Looking at the code, the "change username" permission is checked as a gate on everything, so I don't really see how this would happen in the core code. Is it possible an add-on is involed?

I followed up with the user. And was able to recreate it.

If you change your email address, you are then able to change your username.

Can you test this? I wouldn't think this is addon-related.

Edit: I see, the unregistered/unconfirmed user has Username Change permission on my config. I suppose I can turn that off?

arn

 

[Chris D]

Edit: I see, the unregistered/unconfirmed user has Username Change permission on my config. I suppose I can turn that off?

Yes.

I don't think this issue will be unique to you and it may be something we need to investigate.

On my live site it looks like I have a similar situation. We base the changeUsername permission on the editProfile permission. We have this set to allow for unregistered/unconfirmed intentionally by default (I think) so this is potentially an issue that we need to address.

Though worth noting I'm not currently seeing a way we'd be able to make this retroactive without forcing the assumption that unregistered/unconfirmed should never be able to change usernames.

We may just need to base it on a different permission and that will only apply for new upgrades from to 2.2 rather than changing existing upgrades.

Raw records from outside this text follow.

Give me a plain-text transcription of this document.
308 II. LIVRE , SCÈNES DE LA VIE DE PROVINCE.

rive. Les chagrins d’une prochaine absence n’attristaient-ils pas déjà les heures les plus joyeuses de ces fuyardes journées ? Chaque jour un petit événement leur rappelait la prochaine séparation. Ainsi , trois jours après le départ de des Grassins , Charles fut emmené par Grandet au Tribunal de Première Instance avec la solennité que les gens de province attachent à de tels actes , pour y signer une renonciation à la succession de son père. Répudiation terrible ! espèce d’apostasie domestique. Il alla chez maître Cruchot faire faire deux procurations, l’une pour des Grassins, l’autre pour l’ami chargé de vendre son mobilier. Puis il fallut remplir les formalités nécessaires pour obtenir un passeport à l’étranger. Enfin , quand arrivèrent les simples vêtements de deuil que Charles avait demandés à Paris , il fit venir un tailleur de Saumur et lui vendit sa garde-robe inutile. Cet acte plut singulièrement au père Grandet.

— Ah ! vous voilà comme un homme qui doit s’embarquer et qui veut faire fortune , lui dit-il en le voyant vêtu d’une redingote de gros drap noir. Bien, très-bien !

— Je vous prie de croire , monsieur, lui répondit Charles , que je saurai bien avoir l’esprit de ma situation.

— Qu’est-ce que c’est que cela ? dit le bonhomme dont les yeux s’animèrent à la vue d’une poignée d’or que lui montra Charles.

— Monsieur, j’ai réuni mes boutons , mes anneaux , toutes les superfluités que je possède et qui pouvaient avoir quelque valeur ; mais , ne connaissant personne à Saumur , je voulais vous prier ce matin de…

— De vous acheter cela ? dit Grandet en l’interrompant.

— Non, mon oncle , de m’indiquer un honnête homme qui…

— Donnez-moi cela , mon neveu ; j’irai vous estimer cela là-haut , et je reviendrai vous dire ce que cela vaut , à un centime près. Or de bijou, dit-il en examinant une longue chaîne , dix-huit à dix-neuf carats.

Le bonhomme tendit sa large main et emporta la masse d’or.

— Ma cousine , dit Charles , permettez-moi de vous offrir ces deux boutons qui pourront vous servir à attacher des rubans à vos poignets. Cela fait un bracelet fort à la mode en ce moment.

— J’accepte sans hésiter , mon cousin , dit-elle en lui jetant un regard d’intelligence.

That said, we might also be able to handle it in ocde so that non-valid users can never change username.

 

[420]

We are experiencing this problem as well. Unfortunately, due to the nature of our forums, we do not allow name changes. So this is opening up a rabbit hole with the members thinking they can, then being told they can't, then talking smack about us in the forums. Please work to get a fix for this guys, we really appreciate it.

 

[Chris D]

Just remove the permission from the "Unregistered" user group.

 

[Paul B]

Just set the permission for the Registered and Unregistered user groups to no.

 

[420]

Works like a charm, thank you gentlemen.

 

[XF Bug Bot]

Thank you for reporting this issue, it has now been resolved. We are aiming to include any changes that have been made in a future XF release (2.2.2).

Change log:

Do not grant the change username permission to the unconfirmed user group when upgrading to 2.2 (from 2.1 or earlier). For existing upgrades, remove the permission from this group explicitly. If you wish to allow unconfirmed users to change their usernames, the permission will need to be explicitly re-added after upgrading to 2.2.2.

There may be a delay before changes are rolled out to the XenForo Community.